Review Your Parenting Rules This Year

Some of the rules you set for your kids will be long-standing expectations. You will probably never be okay with kids hitting you or each other, for example. As long as they live with you, it’s never cool for them to have a party while you’re out of town, or lie about where they have been. But some of the rules you set are for a specific point in time. It may not even be the rules you set out to create; instead, they emerged as a solution to a problem.

When my son was four and my adopted son was three, for example, I had to create a rule that one of them gets in the car first and the other gets out first. This was because my car was always parked on the street and they could only get in and out of one side safely, but of course they both wanted to get in first and get out first, although (or maybe because ) that meant to climb everything on top of each other.

I would have hoped that if they were 13 and 14 years old, I still would not have to achieve this, because I expected that 1) they would not care, and 2) I could trust them to safely get into the car on their own from the street. …

However, changing the rules that we have had for years does not always occur to us. Sometimes a rule is no longer useful, but we still enforce it simply because we have always applied it. This is why I propose that we restart our parenting guidelines for this promising new year. We should take a moment to ask ourselves if the no-snack-on-the-couch rule can be dropped this year because kids don’t actually leave crumbs all over creation every time they eat.

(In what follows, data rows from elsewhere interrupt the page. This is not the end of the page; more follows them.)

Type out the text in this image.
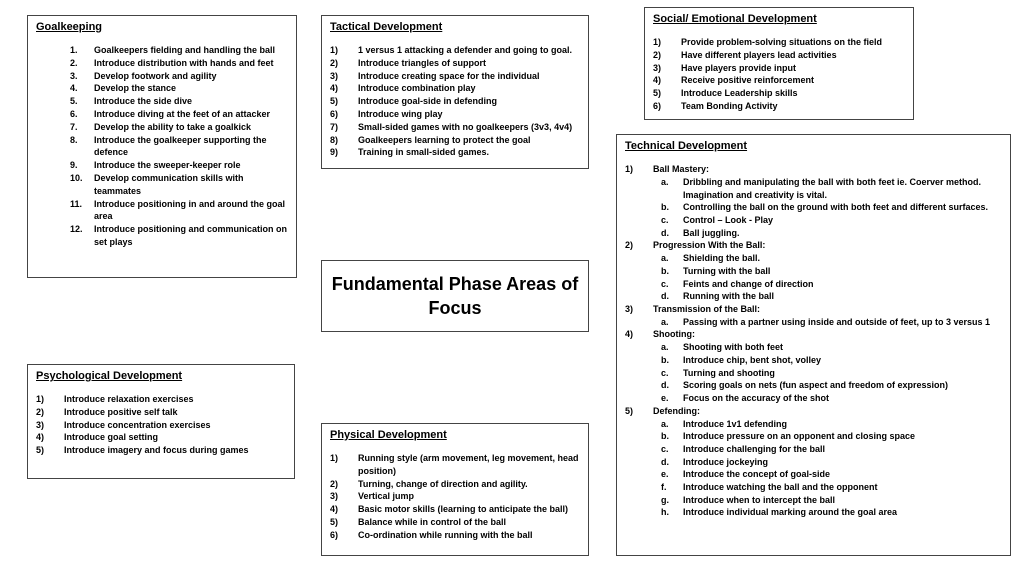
Goalkeeping
1.	Goalkeepers fielding and handling the ball
2.	Introduce distribution with hands and feet
3.	Develop footwork and agility
4.	Develop the stance
5.	Introduce the side dive
6.	Introduce diving at the feet of an attacker
7.	Develop the ability to take a goalkick
8.	Introduce the goalkeeper supporting the defence
9.	Introduce the sweeper-keeper role
10.	Develop communication skills with teammates
11.	Introduce positioning in and around the goal area
12.	Introduce positioning and communication on set plays
Tactical Development
1)	1 versus 1 attacking a defender and going to goal.
2)	Introduce triangles of support
3)	Introduce creating space for the individual
4)	Introduce combination play
5)	Introduce goal-side in defending
6)	Introduce wing play
7)	Small-sided games with no goalkeepers (3v3, 4v4)
8)	Goalkeepers learning to protect the goal
9)	Training in small-sided games.
Social/ Emotional Development
1)	Provide problem-solving situations on the field
2)	Have different players lead activities
3)	Have players provide input
4)	Receive positive reinforcement
5)	Introduce Leadership skills
6)	Team Bonding Activity
Technical Development
1)	Ball Mastery:
a.	Dribbling and manipulating the ball with both feet ie. Coerver method. Imagination and creativity is vital.
b.	Controlling the ball on the ground with both feet and different surfaces.
c.	Control – Look - Play
d.	Ball juggling.
2)	Progression With the Ball:
a.	Shielding the ball.
b.	Turning with the ball
c.	Feints and change of direction
d.	Running with the ball
3)	Transmission of the Ball:
a.	Passing with a partner using inside and outside of feet, up to 3 versus 1
4)	Shooting:
a.	Shooting with both feet
b.	Introduce chip, bent shot, volley
c.	Turning and shooting
d.	Scoring goals on nets (fun aspect and freedom of expression)
e.	Focus on the accuracy of the shot
5)	Defending:
a.	Introduce 1v1 defending
b.	Introduce pressure on an opponent and closing space
c.	Introduce challenging for the ball
d.	Introduce jockeying
e.	Introduce the concept of goal-side
f.	Introduce watching the ball and the opponent
g.	Introduce when to intercept the ball
h.	Introduce individual marking around the goal area
Fundamental Phase Areas of Focus
Psychological Development
1)	Introduce relaxation exercises
2)	Introduce positive self talk
3)	Introduce concentration exercises
4)	Introduce goal setting
5)	Introduce imagery and focus during games
Physical Development
1)	Running style (arm movement, leg movement, head position)
2)	Turning, change of direction and agility.
3)	Vertical jump
4)	Basic motor skills (learning to anticipate the ball)
5)	Balance while in control of the ball
6)	Co-ordination while running with the ball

It doesn’t have to be a huge and time-consuming exercise. All you have to do is try to unplug yourself from the enforcement autopilot for a few days in order to be more critical about things like why the kids have to be inside before it gets dark – maybe they’re old enough. to stay there a little longer. At the very least, it might be time to loosen some of the reins to see if they fit the occasion (you’ll find out if it’s time to kick those snacks out of the living room again).

Some of our rules should evolve as our children age, and the beginning of the year is a good time to think about where it might be worth relaxing.